De rechtbank heeft de zaak ter zitting behandeld op 5 april 2011.
Eiser is verschenen, bijgestaan door zijn gemachtigde. Verweerder is vertegenwoordigd door zijn gemachtigde.
1. Feiten en omstandigheden
1.1. Eiser ontvangt sinds 25 juli 2007 een bijstandsuitkering ingevolge de Wet Werk en bijstand (WWB), naar de norm van alleenstaande met een toeslag van 14 %. Eiser staat sinds 25 juli 2007 ingeschreven als inwonend bij [medebewoonster] (hierna: [medebewoonster]) op het adres [adres 1], te [woonplaats]. Op 7 augustus 2007 heeft een huisbezoek plaatsgevonden op dit adres in verband met het vermoeden dat eiser zijn hoofdverblijf elders had. Bij dit huisbezoek hebben verweerders medewerkers geconstateerd dat eiser zijn hoofdverblijf wel degelijk had op het opgegeven adres. Eisers uitkering is ongewijzigd voortgezet.
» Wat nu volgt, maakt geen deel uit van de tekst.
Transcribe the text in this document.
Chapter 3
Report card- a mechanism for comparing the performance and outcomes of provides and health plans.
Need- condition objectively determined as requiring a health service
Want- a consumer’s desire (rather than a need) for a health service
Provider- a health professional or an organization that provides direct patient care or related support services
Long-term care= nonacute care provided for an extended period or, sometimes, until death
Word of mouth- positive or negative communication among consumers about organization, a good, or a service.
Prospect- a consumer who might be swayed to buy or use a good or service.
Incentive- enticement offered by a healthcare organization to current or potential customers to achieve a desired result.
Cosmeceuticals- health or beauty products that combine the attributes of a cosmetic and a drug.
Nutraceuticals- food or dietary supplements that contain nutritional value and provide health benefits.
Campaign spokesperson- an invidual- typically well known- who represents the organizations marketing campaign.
1.2. Op 18 februari 2008 is [medebewoonster] verhuisd naar [adres 2], te [woonplaats]. Eiser is met haar mee verhuisd. Op 20 mei 2008 heeft verweerder onderzoek gedaan naar de woonsituatie van eiser op dit woonadres. In dat kader is een onaangekondigd huisbezoek afgelegd, waarbij is geconstateerd dat eiser verblijft in een niet zelfstandige woonruimte bij een kennis. Eiser heeft met bankafschriften aangetoond dat hij daadwerkelijk huur overmaakt aan de hoofdbewoner. De conclusie van de rapporteurs is dat de woon- en leefsituatie akkoord is. Verweerder heeft vervolgens besloten eisers uitkering ongewijzigd voort te zetten.
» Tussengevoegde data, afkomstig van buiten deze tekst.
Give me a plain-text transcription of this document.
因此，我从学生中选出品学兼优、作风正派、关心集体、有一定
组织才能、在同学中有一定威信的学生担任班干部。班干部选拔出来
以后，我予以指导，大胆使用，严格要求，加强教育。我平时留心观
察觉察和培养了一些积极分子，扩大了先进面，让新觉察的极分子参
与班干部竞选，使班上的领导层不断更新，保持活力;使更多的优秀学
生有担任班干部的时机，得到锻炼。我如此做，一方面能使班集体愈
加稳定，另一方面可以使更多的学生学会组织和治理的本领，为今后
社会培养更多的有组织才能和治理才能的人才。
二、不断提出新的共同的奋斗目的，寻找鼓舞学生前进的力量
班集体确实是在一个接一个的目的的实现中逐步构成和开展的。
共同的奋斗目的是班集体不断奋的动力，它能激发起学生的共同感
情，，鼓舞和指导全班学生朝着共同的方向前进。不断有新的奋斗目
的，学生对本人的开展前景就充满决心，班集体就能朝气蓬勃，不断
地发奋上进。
1.3. In het kader van de Themacontrole 2008 heeft verweerder in januari 2009 nogmaals onderzoek gedaan naar de rechtmatigheid van eisers uitkering. Eisers bankafschriften zijn toen onderzocht. Hieruit is gebleken dat eiser tot mei 2008 € 200,- euro huur betaalde aan [medebewoonster] en nadien, op onregelmatige basis, € 250,- en dat eiser in juli 2008 twee weken met [medebewoonster] op vakantie is geweest. De uitkering van eiser is daarna ongewijzigd voortgezet.
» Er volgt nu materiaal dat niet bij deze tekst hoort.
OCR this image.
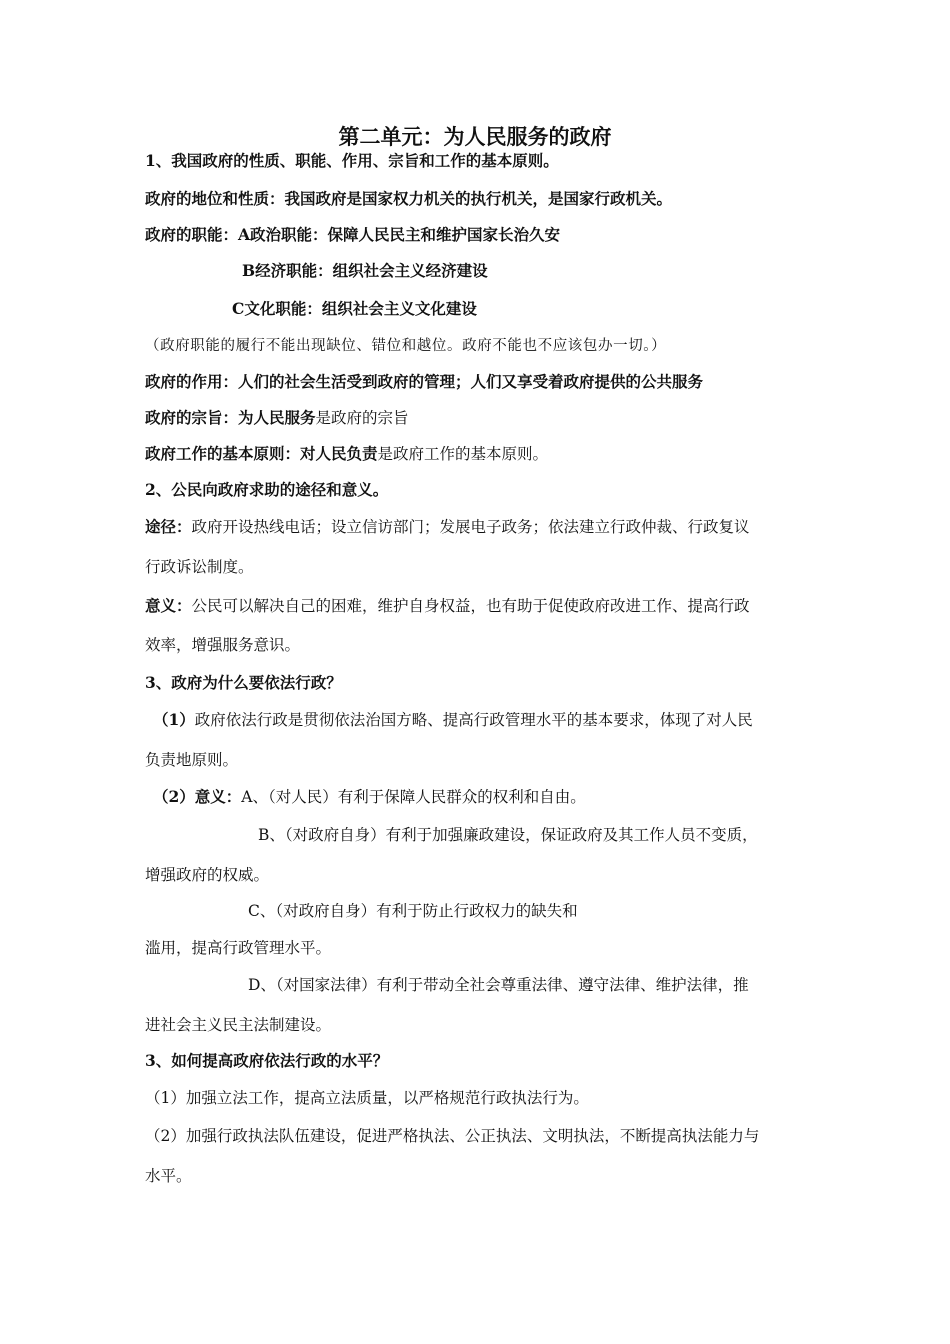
第二单元：为人民服务的政府
1、我国政府的性质、职能、作用、宗旨和工作的基本原则。
政府的地位和性质：我国政府是国家权力机关的执行机关，是国家行政机关。
政府的职能：A政治职能：保障人民民主和维护国家长治久安
B经济职能：组织社会主义经济建设
C文化职能：组织社会主义文化建设
（政府职能的履行不能出现缺位、错位和越位。政府不能也不应该包办一切。）
政府的作用：人们的社会生活受到政府的管理；人们又享受着政府提供的公共服务
政府的宗旨：为人民服务是政府的宗旨
政府工作的基本原则：对人民负责是政府工作的基本原则。
2、公民向政府求助的途径和意义。
途径：政府开设热线电话；设立信访部门；发展电子政务；依法建立行政仲裁、行政复议
行政诉讼制度。
意义：公民可以解决自己的困难，维护自身权益，也有助于促使政府改进工作、提高行政
效率，增强服务意识。
3、政府为什么要依法行政？
（1）政府依法行政是贯彻依法治国方略、提高行政管理水平的基本要求，体现了对人民
负责地原则。
（2）意义：A、（对人民）有利于保障人民群众的权利和自由。
B、（对政府自身）有利于加强廉政建设，保证政府及其工作人员不变质，
增强政府的权威。
C、（对政府自身）有利于防止行政权力的缺失和
滥用，提高行政管理水平。
D、（对国家法律）有利于带动全社会尊重法律、遵守法律、维护法律，推
进社会主义民主法制建设。
3、如何提高政府依法行政的水平？
（1）加强立法工作，提高立法质量，以严格规范行政执法行为。
（2）加强行政执法队伍建设，促进严格执法、公正执法、文明执法，不断提高执法能力与
水平。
1.4. In augustus 2009 zijn van eiser wederom bankafschriften opgevraagd, nu over de periode vanaf 1 mei 2009. Door het patroon op de afschriften ontstond twijfel of betrokkene wel op het opgegeven adres woonachtig was. Vervolgens zijn er in het kader van een onderzoek naar de rechtmatigheid van de uitkering op 12 en 19 augustus 2009 waarnemingen verricht. Eiser is vervolgens opgeroepen voor een gesprek op 17 september 2009. Op 23 september 2009 hebben medewerkers van verweerder een onverwacht huisbezoek afgelegd aan het woonadres van eiser. Op 30 september 2009 is aan twee buren om informatie gevraagd. De bevindingen van dit onderzoek zijn neergelegd in een “rapport intrekking uitkering” van 7 oktober 2009. In dit rapport concludeert de rapporteur dat eiser een gezamenlijke huishouding voert met [medebewoonster]. Op 9 maart 2010 zijn eiser en [medebewoonster] verhoord in het kader van een fraude-onderzoek.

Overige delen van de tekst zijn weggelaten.